The recession is (unofficially) over!
Thursday, October 29, 2009
The Department of Commerce reported that the U.S. economy expanded in the third quarter for the first time in a year, the improvement driven by government subsidized consumer spending and an increase in homebuilding.
The nation's broadest measure of economic activity grew at a seasonally adjusted annualized rate of 3.5 percent during the July-to-September period following four consecutive quarters of contraction, the longest and deepest contraction in the post WWII era.
In the graphic below, the role of consumer spending is clear to see. After an average contribution of -0.86 percentage points since the recession began in late-2007, personal consumption added a whopping +2.36 percentage points last quarter, a total that was greatly influenced by the wildly popular Cash for Clunkers program.
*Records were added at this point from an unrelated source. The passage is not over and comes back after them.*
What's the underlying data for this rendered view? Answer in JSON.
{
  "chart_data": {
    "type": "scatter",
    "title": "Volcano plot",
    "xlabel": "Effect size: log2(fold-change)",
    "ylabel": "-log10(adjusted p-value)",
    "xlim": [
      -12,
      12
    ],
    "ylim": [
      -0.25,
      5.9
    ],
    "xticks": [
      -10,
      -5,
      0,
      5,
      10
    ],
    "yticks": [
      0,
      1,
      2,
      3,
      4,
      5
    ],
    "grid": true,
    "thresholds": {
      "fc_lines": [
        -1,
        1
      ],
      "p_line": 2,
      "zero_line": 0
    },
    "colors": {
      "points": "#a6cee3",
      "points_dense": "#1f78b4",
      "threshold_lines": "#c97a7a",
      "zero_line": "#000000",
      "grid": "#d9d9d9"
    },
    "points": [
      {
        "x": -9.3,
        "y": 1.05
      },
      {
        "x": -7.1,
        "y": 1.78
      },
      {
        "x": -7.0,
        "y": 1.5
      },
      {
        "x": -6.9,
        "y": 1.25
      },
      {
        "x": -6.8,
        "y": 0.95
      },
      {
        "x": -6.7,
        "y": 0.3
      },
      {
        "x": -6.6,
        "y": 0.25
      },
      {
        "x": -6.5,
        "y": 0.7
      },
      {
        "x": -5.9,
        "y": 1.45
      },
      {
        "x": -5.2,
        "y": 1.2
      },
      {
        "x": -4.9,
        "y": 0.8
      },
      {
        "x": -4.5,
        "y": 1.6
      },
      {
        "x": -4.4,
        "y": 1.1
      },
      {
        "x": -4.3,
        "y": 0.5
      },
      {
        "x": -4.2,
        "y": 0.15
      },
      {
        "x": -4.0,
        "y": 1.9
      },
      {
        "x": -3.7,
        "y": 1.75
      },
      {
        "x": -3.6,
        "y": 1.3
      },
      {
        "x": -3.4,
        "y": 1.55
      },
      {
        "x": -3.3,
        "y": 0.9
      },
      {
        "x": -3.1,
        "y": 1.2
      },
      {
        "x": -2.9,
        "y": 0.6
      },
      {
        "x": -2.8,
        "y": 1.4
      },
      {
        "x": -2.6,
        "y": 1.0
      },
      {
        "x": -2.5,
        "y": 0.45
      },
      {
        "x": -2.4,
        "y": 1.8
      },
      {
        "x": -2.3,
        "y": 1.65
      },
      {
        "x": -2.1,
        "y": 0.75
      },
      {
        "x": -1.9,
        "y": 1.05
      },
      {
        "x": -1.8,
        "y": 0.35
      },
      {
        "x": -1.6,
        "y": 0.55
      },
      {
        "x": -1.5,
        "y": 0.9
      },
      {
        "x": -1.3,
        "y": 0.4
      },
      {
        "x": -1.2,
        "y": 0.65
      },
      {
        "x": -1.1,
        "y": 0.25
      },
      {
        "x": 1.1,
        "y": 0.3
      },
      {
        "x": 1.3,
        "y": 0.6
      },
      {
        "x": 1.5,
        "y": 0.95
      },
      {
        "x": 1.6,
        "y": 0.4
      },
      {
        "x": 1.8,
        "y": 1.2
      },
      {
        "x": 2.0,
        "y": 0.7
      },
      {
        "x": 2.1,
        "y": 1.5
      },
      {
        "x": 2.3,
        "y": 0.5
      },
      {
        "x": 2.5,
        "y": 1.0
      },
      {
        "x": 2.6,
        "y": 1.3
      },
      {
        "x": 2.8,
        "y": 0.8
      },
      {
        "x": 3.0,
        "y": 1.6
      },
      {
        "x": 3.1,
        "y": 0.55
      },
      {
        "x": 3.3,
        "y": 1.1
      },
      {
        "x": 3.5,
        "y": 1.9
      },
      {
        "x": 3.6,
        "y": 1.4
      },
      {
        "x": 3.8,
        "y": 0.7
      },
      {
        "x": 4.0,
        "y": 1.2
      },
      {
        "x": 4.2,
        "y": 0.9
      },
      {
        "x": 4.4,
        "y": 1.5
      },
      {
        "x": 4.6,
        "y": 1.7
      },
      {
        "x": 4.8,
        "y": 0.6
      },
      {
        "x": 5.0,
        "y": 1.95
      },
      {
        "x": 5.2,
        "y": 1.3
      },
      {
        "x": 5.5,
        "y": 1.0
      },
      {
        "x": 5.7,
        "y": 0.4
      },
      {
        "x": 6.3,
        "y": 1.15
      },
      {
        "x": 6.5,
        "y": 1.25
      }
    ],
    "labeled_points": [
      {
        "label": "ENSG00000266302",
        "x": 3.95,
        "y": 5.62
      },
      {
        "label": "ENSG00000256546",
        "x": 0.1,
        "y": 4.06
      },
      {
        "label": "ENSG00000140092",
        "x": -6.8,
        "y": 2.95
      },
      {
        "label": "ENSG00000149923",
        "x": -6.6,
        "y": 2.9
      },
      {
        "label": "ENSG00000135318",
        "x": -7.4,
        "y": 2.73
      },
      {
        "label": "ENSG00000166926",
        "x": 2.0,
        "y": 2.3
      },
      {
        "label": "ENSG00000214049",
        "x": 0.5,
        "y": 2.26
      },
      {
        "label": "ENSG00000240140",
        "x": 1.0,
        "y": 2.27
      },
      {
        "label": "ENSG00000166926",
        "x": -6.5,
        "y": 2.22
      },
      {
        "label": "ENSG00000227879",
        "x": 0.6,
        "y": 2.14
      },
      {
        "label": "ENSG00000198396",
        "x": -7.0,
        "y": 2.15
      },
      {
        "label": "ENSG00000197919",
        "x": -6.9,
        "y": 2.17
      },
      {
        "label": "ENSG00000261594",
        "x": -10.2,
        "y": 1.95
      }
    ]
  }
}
The increase in private domestic investment above - a contribution of +1.22 percentage points during the third quarter - was due to a combination of inventory changes and higher levels of residential construction, but, based on recent data from the homebuilders, the latter is likely to stabilize, at best, and perhaps reverse in the fourth quarter.
The personal consumption figures are striking, overall gains driven by a surge in purchases of durable goods, primarily automobiles. Total consumer spending was the highest since the first quarter of 2007 and, in a sign of just how much consumers have pulled back over the past year or so, the third quarter "surge" in spending appears rather ordinary when compared to the entire period from 1998 to 2006 as shown below.
Whether or not these trends continue in the fourth quarter remains to be seen, but initial indications are not good for auto sales and homebuilding.
It won't take much to turn the third quarter data negative - remove the personal consumption, residential construction, and inventory change contributions from the current total and, instead of an annual rate of +3.5 percent, it turns into -0.3 percent.
6 comments:
Hi,
Thank you for those great news!
Hopefully, you are right....
But one question is still open...how do those results influence other countries? Take into consideration geographical or economical connections...because Net exports are still in minus...
Julie
Thank god everything's back to normal now; if I can just get my old job back... : )
Obviously, the current solutions to the economic troubles are working. Look for more of this over the next five, ten, or fifteen years until a "self-sustaining" recovery develops.
"...increase in homebuilding"
Why?
Homebuilding bounced off of the all-time lows seen earlier in the year - you can see it here.
Give me 1.8 trillion in a fifteen trillion economy, and I can show you a good time also.
1.8 trillion was the "public debt to the penny" deficit for Fiscal Year 2009.